The Rangers spotted Ottawa Senators goalie Alex Connell in the crowd and asked for permission to use him, but the Maroons “balked” at the idea, as the New York Daily News reported at the time. Boucher recalled Smythe, who was also in attendance, entering the visiting dressing room and bellowing, “Hang the nets on me and I’ll go in there.” As the chaotic scene played out, Boucher and Bill Cook came up with a plan: They pulled Patrick aside and suggested that their 44-year-old coach step in.
Patrick was an excellent defenseman in his day, but he hadn’t played professionally in three years. His goaltending experience was limited to what equated to beer-league settings. With few other feasible options, however, Patrick agreed, calling over Rangers trainer Harry Westerby to request Chabot’s gear and “a dry set of underwear,” as Boucher recalled. Then, he asked Pittsburgh Pirates coach Odie Cleghorn, who was also there to watch the game, to take over for him on New York’s bench.
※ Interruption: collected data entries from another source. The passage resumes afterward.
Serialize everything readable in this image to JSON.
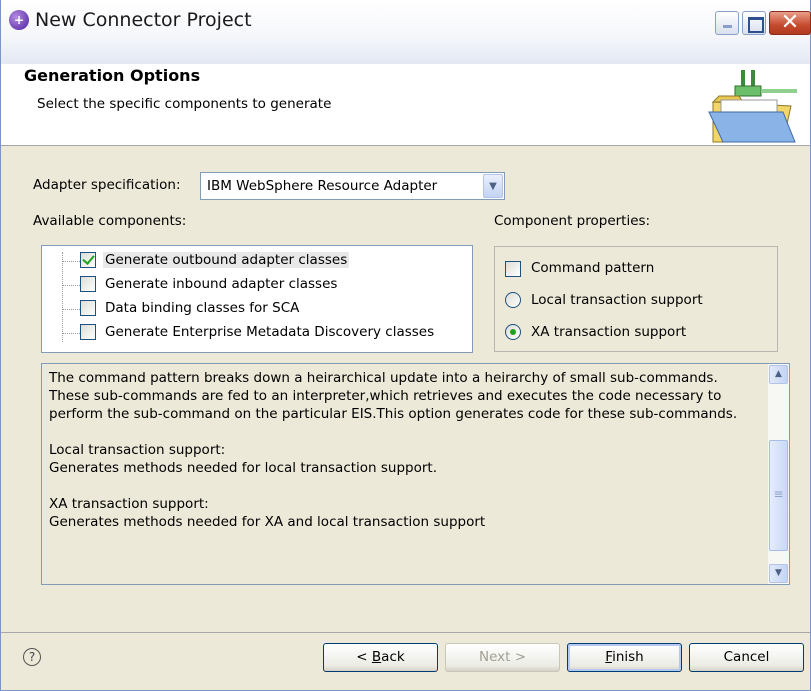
{
  "window": {
    "title": "New Connector Project"
  },
  "header": {
    "title": "Generation Options",
    "description": "Select the specific components to generate"
  },
  "form": {
    "adapter_label": "Adapter specification:",
    "adapter_value": "IBM WebSphere Resource Adapter",
    "available_label": "Available components:",
    "properties_label": "Component properties:"
  },
  "components": [
    {
      "label": "Generate outbound adapter classes",
      "checked": true
    },
    {
      "label": "Generate inbound adapter classes",
      "checked": false
    },
    {
      "label": "Data binding classes for SCA",
      "checked": false
    },
    {
      "label": "Generate Enterprise Metadata Discovery classes",
      "checked": false
    }
  ],
  "properties": {
    "command_pattern": {
      "label": "Command pattern",
      "checked": false
    },
    "local_tx": {
      "label": "Local transaction support",
      "selected": false
    },
    "xa_tx": {
      "label": "XA transaction support",
      "selected": true
    }
  },
  "description_text": "The command pattern breaks down a heirarchical update into a heirarchy of small sub-commands.  These sub-commands are fed to an interpreter,which retrieves and executes the code necessary to perform the sub-command on the particular EIS.This option generates code for these sub-commands.\n\nLocal transaction support:\nGenerates methods needed for local transaction support.\n\nXA transaction support:\nGenerates methods needed for XA and local transaction support",
  "buttons": {
    "back_prefix": "< ",
    "back_mnemonic": "B",
    "back_rest": "ack",
    "next": "Next >",
    "finish_mnemonic": "F",
    "finish_rest": "inish",
    "cancel": "Cancel"
  },
  "help_glyph": "?",
  "icons": {
    "window": "eclipse-connector-icon",
    "banner": "folder-connector-icon"
  }
}
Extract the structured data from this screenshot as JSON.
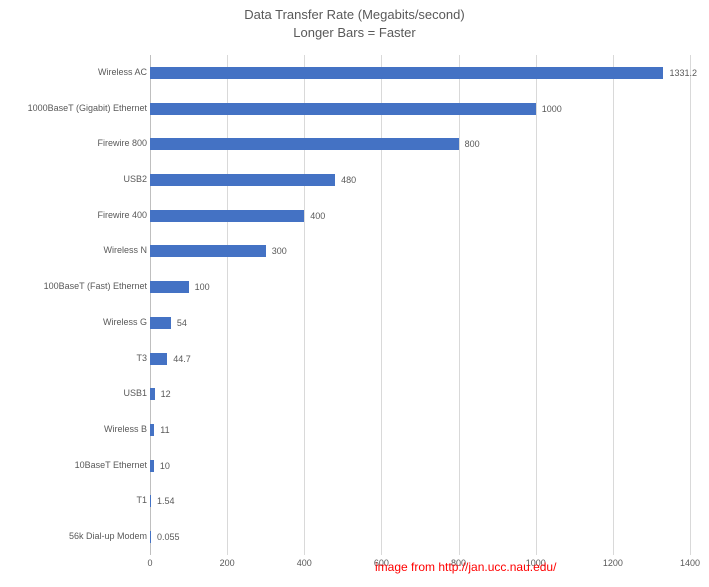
{
  "chart_data": {
    "type": "bar",
    "orientation": "horizontal",
    "title": "Data Transfer Rate (Megabits/second)",
    "subtitle": "Longer Bars = Faster",
    "xlabel": "",
    "ylabel": "",
    "xlim": [
      0,
      1400
    ],
    "x_ticks": [
      0,
      200,
      400,
      600,
      800,
      1000,
      1200,
      1400
    ],
    "categories": [
      "Wireless AC",
      "1000BaseT (Gigabit) Ethernet",
      "Firewire 800",
      "USB2",
      "Firewire 400",
      "Wireless N",
      "100BaseT (Fast) Ethernet",
      "Wireless G",
      "T3",
      "USB1",
      "Wireless B",
      "10BaseT Ethernet",
      "T1",
      "56k Dial-up Modem"
    ],
    "values": [
      1331.2,
      1000,
      800,
      480,
      400,
      300,
      100,
      54,
      44.7,
      12,
      11,
      10,
      1.54,
      0.055
    ],
    "bar_color": "#4472c4",
    "credit": "image from http://jan.ucc.nau.edu/"
  }
}
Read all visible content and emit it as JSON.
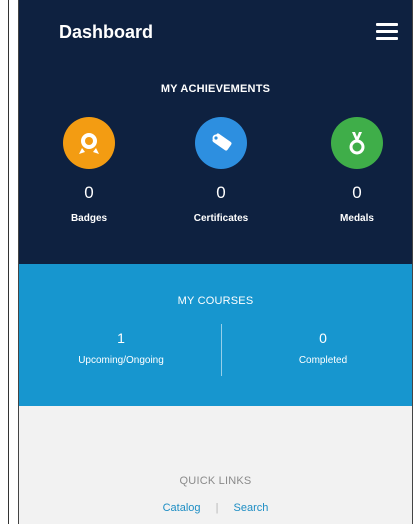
{
  "header": {
    "title": "Dashboard",
    "menu_icon": "hamburger-menu-icon"
  },
  "achievements": {
    "title": "MY ACHIEVEMENTS",
    "items": [
      {
        "label": "Badges",
        "count": "0",
        "icon": "badge-icon",
        "color": "#f39c12"
      },
      {
        "label": "Certificates",
        "count": "0",
        "icon": "certificate-icon",
        "color": "#2d8fe0"
      },
      {
        "label": "Medals",
        "count": "0",
        "icon": "medal-icon",
        "color": "#3fae49"
      }
    ]
  },
  "courses": {
    "title": "MY COURSES",
    "stats": [
      {
        "label": "Upcoming/Ongoing",
        "count": "1"
      },
      {
        "label": "Completed",
        "count": "0"
      }
    ]
  },
  "quick_links": {
    "title": "QUICK LINKS",
    "links": [
      "Catalog",
      "Search"
    ]
  },
  "colors": {
    "header_bg": "#0e2140",
    "courses_bg": "#1796cf",
    "quick_bg": "#f2f2f2",
    "link": "#1e8ec4"
  }
}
Lester Patrick poses on the ice while wearing goalie gear in 1940. While coaching the Rangers during the 1928 Stanley Cup Final against the Montreal Maroons, Patrick, then 44, was forced to step in as goaltender after Lorne Chabot was injured. (Getty Images)
The game resumed after a 25-minute delay, with the Rangers committing to “a strong back-checking game,” as the Daily News wrote. Despite Patrick’s cries to “Let them shoot!” he didn’t face a shot in his first five minutes in goal. (Cleghorn responded, “For God’s sake, don’t let them shoot!” as Boucher remembered.)
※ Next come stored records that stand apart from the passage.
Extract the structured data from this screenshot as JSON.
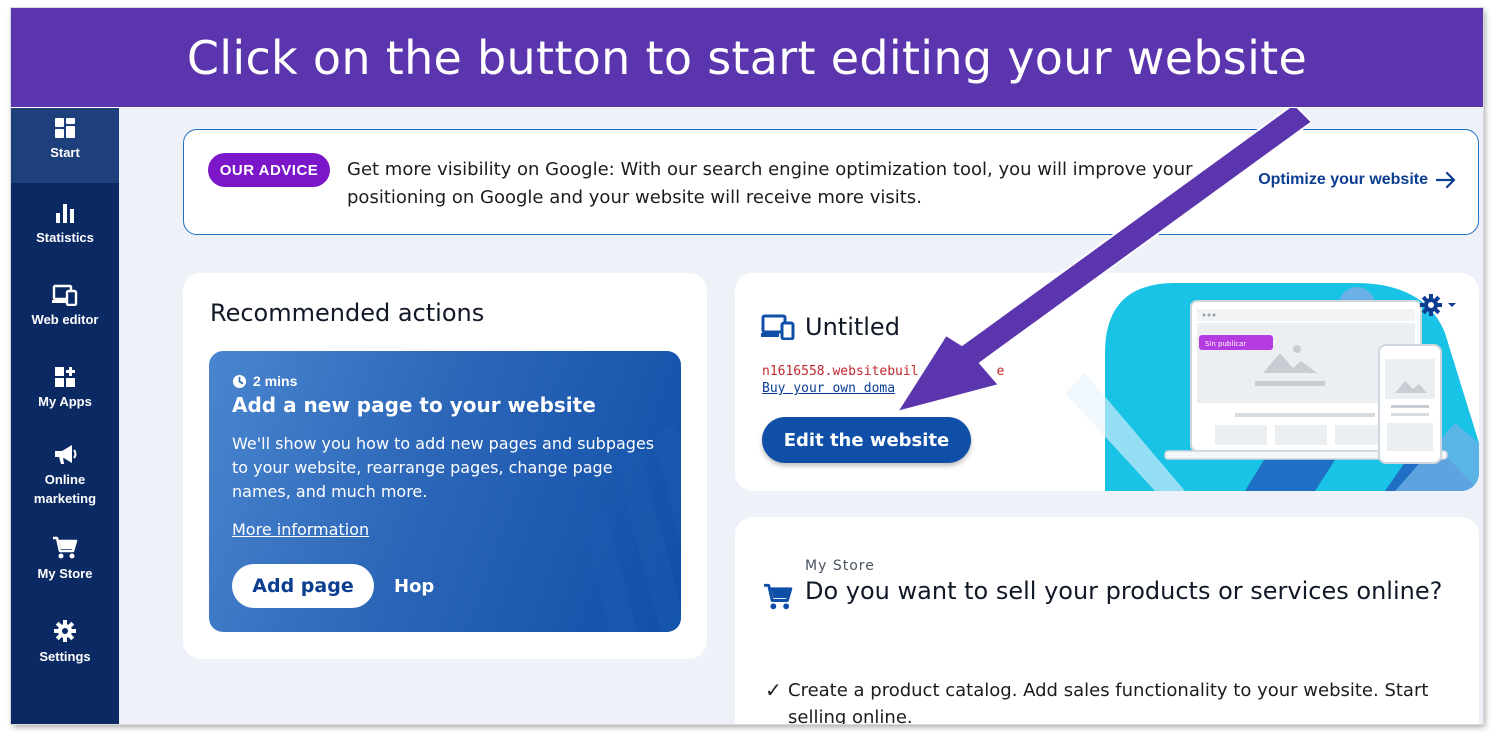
{
  "banner": {
    "text": "Click on the button to start editing your website"
  },
  "sidebar": {
    "items": [
      {
        "label": "Start",
        "icon": "grid-icon",
        "active": true
      },
      {
        "label": "Statistics",
        "icon": "bar-chart-icon",
        "active": false
      },
      {
        "label": "Web editor",
        "icon": "devices-icon",
        "active": false
      },
      {
        "label": "My Apps",
        "icon": "apps-plus-icon",
        "active": false
      },
      {
        "label": "Online marketing",
        "icon": "megaphone-icon",
        "active": false
      },
      {
        "label": "My Store",
        "icon": "cart-icon",
        "active": false
      },
      {
        "label": "Settings",
        "icon": "gear-icon",
        "active": false
      }
    ]
  },
  "advice": {
    "badge": "OUR ADVICE",
    "text": "Get more visibility on Google: With our search engine optimization tool, you will improve your positioning on Google and your website will receive more visits.",
    "link": "Optimize your website"
  },
  "recommended": {
    "title": "Recommended actions",
    "time": "2 mins",
    "heading": "Add a new page to your website",
    "description": "We'll show you how to add new pages and subpages to your website, rearrange pages, change page names, and much more.",
    "more_link": "More information",
    "add_button": "Add page",
    "hop": "Hop"
  },
  "site": {
    "title": "Untitled",
    "url_partial": "n1616558.websitebuil",
    "url_tail": "e",
    "domain_partial": "Buy your own doma",
    "domain_tail": "n",
    "edit_button": "Edit the website",
    "preview_badge": "Sin publicar"
  },
  "store": {
    "label": "My Store",
    "title": "Do you want to sell your products or services online?",
    "check_mark": "✓",
    "check_text": "Create a product catalog. Add sales functionality to your website. Start selling online."
  },
  "colors": {
    "banner": "#5b35ad",
    "sidebar": "#0b2a63",
    "badge": "#7b16c9",
    "primary": "#0f4fa8",
    "url_red": "#c0282d"
  }
}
Bill Cook gave New York a stunning 1-0 lead 30 seconds into the third period, but Stewart would tie the score on a long shot that went between Patrick’s legs with less than six minutes remaining. That sent Game 2 to overtime, where Boucher would tie the series at one game apiece with one of his four game-winning goals in that year’s playoffs.
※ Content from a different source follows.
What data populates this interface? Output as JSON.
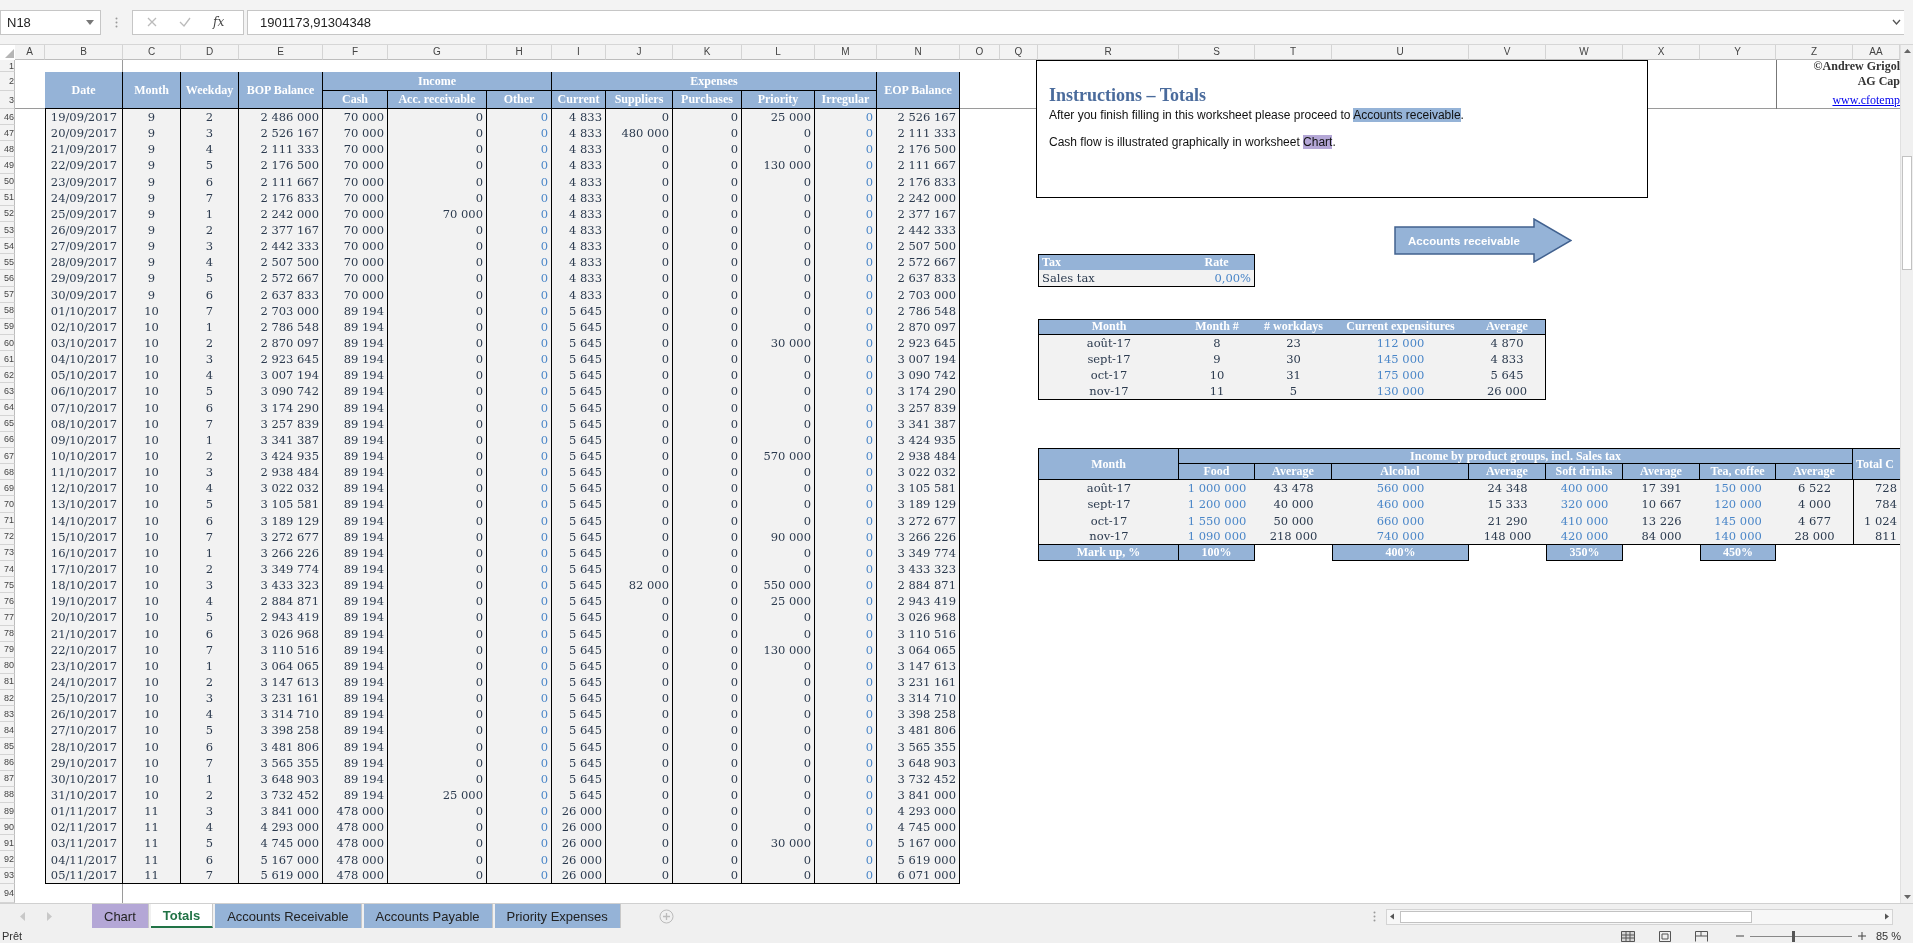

The New York Times described the atmosphere in Montreal as “more like a riot than a game,” the result of bitter Canadiens fans who attended the game to root against the rival Maroons.
“Scenes were witnessed in the Forum, as the teams battled into overtime, that had never taken place before, even in this hockey-mad community,” the Times reported. “It was a shouting, wild, hysterical crowd.”
While Patrick’s captivating story caused an uproar and grabbed headlines, an unlikely hero emerged in the aftermath. After meetings preceding Game 3 between Patrick, Calder and Montreal management, the Rangers were permitted to sign Joe Miller, who had spent that season as the goalie for the last-place New York Americans.
Known as “Red Light Miller” for all the goals the Americans allowed, he would win two of the series’ final three games to help the Rangers seize the Cup. New York lost Game 3, but Miller shut out the Maroons in Game 4 and stuck it out in Game 5 despite taking a stick between the eyes in the first period.
Boucher would score both goals in the clinching 2-1 victory, with each coming off his own faceoff wins. The first, which the Times described as “one of the prettiest pieces of work ever seen in hockey,” came after slapping the puck forward along the boards, then racing ahead and slipping it between defenseman Red Dutton’s legs to create his own breakaway. Boucher would score four of the Rangers’ five goals in the series and finish with 10 points (seven goals and three assists) in nine playoff games. No other player on any playoff team posted more than Bill Cook’s five points.
The Rangers returned to New York with the Cup — “The first time the much-battered and inscribed cup has crossed the border in the East,” wrote the Times — and were celebrated with a dinner at City Hall hosted by Mayor Jimmy Walker. From there, many returned to their Canadian homes, the Times reported, where Boucher would spend the offseason “roughing it and building up after the wear and tear of the season” while the Cook brothers “turned their attention to wheat-growing.”